Querer (Pablo Neruda)























Não te quero senão porque te quero

E de querer-te a não querer-te chego

E de esperar-te quando não te espero

Passa meu coração do frio ao fogo.

Te quero só porque a ti te quero,

Te odeio sem fim, e odiando-te rogo,

E a medida de meu amor viageiro

É não ver-te e amar-te como um cego.

Talvez consumirá a luz de janeiro

Seu raio cruel, meu coração inteiro,

Roubando-me a chave do sossego.

Nesta história só eu morro

E morrerei de amor porque te quero,

Porque te quero, amor, a sangue e a fogo.



Nos Bosques, Perdido (Pablo Neruda)



Nos bosques, perdido, cortei um ramo escuro

E aos labios, sedento, levante seu sussurro:

era talvez a voz da chuva chorando,

um sino quebrado ou um coração partido.

Algo que de tão longe me parecia

oculto gravemente, coberto pela terra,

um gruto ensurdecido por imensos outonos,

pela entreaberta e úmida treva das folhas.

Porém ali, despertando dos sonhos do bosque,

o ramo de avelã cantou sob minha boca

E seu odor errante subiu para o meu entendimento

como se, repentinamente, estivessem me procurando as raízes

que abandonei, a terra perdida com minha infância,

e parei ferido pelo aroma errante.

Não o quero, amada.

Para que nada nos prenda

para que não nos una nada.

Nem a palavra que perfumou tua boca

nem o que não disseram as palavras.

Nem a festa de amor que não tivemos

nem teus soluços junto à janela...



Pablo Neruda



Para meu coração teu peito basta,

para que sejas livre, minhas asas.

De minha boca chegará até o céu

o que era adormecido na tua alma.

Mora em ti a ilusão de cada dia

e chegas como o aljôfar às corolas.

Escavas o horizonte com tua ausência,

eternamente em fuga como as ondas.

Eu disse que cantavas entre vento

como os pinheiros cantam, e os mastros

Tu és como eles alta e taciturna.

Tens a pronta tristeza de uma viagem.

Acolhedora como um caminho antigo,

povoam-te ecos e vozes nostálgicas.

Despertei e por vezes emigram e fogem

pássaros que dormiam em tua alma.



Pablo Neruda



Já és minha.

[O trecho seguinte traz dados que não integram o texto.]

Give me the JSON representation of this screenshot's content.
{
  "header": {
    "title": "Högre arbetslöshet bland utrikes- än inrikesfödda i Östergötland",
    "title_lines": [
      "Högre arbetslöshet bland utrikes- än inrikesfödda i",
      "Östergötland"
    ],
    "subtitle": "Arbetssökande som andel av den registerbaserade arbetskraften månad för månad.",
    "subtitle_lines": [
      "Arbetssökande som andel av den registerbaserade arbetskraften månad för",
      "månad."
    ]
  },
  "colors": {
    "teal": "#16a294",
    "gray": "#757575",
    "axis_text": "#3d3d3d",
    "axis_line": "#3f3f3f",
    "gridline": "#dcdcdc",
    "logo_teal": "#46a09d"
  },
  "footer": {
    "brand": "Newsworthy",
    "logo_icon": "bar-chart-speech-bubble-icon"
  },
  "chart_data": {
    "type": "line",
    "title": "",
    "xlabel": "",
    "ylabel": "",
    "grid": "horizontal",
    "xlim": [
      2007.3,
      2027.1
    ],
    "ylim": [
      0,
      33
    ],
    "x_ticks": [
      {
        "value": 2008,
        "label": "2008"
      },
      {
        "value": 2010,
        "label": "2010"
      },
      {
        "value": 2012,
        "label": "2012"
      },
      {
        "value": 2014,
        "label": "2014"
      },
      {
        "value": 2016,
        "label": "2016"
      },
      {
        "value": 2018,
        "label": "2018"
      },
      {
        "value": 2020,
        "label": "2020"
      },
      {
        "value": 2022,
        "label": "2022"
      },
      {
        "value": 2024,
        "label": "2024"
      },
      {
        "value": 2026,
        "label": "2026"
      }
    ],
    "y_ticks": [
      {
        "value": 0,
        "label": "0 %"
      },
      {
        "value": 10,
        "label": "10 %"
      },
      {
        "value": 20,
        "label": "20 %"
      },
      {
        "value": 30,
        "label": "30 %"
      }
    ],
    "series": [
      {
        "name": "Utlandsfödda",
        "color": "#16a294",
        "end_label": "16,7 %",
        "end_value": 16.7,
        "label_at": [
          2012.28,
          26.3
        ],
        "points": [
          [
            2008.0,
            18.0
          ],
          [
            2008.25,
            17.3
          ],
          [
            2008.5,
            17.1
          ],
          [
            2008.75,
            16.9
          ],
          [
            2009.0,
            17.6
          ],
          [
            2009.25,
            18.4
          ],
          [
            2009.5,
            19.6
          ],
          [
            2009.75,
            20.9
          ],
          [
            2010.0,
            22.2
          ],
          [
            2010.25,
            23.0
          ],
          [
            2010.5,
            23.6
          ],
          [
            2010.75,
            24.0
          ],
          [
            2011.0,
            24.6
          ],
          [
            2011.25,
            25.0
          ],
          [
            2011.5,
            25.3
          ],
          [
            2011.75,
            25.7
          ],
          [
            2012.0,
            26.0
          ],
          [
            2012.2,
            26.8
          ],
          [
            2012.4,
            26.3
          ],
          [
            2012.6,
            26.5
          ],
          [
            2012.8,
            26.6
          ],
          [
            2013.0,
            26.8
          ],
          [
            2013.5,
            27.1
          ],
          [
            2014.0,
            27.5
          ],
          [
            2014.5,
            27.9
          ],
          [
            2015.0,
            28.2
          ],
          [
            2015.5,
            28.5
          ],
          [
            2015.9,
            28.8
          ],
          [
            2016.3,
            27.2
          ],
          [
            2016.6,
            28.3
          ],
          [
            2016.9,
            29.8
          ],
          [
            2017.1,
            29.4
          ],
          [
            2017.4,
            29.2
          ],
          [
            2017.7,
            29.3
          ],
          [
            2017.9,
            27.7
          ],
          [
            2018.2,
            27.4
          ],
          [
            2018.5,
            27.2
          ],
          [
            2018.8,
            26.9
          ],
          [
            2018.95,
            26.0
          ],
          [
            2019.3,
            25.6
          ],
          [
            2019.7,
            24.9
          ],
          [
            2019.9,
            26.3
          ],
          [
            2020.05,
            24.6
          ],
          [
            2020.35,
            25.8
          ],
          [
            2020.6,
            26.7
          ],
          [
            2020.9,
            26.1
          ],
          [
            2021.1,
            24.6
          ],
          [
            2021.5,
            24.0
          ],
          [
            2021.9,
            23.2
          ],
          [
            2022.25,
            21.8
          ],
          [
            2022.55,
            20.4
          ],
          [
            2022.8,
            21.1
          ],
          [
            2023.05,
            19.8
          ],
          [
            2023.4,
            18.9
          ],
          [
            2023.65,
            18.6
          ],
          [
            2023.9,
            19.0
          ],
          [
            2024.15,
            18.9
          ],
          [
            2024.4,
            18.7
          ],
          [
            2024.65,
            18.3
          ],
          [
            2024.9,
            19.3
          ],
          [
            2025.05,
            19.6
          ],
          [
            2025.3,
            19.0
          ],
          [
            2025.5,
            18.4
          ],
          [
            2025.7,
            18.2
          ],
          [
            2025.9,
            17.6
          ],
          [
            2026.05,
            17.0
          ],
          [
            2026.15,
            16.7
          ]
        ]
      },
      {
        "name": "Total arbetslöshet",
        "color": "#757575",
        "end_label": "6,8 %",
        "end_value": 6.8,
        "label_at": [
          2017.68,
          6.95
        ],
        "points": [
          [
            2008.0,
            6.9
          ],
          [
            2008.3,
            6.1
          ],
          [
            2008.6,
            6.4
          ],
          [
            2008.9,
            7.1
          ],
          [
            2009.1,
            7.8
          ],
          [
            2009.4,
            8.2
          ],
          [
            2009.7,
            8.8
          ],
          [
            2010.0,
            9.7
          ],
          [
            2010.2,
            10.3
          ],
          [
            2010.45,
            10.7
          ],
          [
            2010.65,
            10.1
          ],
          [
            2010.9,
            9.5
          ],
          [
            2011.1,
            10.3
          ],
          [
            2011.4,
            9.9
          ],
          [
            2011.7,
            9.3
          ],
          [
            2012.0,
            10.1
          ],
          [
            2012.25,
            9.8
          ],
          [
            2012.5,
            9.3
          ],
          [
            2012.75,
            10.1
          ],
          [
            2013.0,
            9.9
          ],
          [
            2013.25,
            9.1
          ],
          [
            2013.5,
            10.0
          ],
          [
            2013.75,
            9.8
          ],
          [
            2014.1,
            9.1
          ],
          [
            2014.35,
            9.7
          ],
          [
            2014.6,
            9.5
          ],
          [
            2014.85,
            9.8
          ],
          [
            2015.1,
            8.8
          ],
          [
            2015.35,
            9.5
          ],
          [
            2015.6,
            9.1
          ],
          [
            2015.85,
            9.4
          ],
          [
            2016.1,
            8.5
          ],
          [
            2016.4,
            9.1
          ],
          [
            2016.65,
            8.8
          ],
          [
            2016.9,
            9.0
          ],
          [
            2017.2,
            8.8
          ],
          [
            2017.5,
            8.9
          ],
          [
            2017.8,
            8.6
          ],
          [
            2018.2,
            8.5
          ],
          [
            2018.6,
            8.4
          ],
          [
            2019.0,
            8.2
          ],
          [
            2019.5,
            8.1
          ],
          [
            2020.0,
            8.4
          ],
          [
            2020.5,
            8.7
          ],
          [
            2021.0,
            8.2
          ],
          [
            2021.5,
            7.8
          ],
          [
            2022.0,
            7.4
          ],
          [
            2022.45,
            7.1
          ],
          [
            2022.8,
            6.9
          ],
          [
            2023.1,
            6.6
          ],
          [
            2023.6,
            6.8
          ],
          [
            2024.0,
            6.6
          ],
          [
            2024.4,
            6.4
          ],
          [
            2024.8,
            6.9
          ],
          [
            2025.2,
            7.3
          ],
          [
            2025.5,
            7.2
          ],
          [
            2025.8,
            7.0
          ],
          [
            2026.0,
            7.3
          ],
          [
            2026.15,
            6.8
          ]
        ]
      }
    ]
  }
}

Repousa com teu sonho em meu sonho.

Amor, dor, trabalhos, devem dormir agora.

Gira a noite sobra suas invisíveis rodas

e junto a mim és pura como âmbar dormido.

Nenhuma mais, amor, dormirá com meus sonhos.

Irás, iremos juntos pelas águas do tempo.

Nenhuma mais viajará pela sombra comigo,

só tu, sempre-viva, sempre sol, sempre lua.

Já tuas mãos abriram os punhos delicados

e deixaram cair suaves sinais sem rumo,

teus olhos se fecharam como duas asas cinzas.

Enquanto eu sigo a água que levas e me leva:

a noite, o mundo, o vento enovelam seu destino,

e já não sou sem ti senão apenas teu sonho.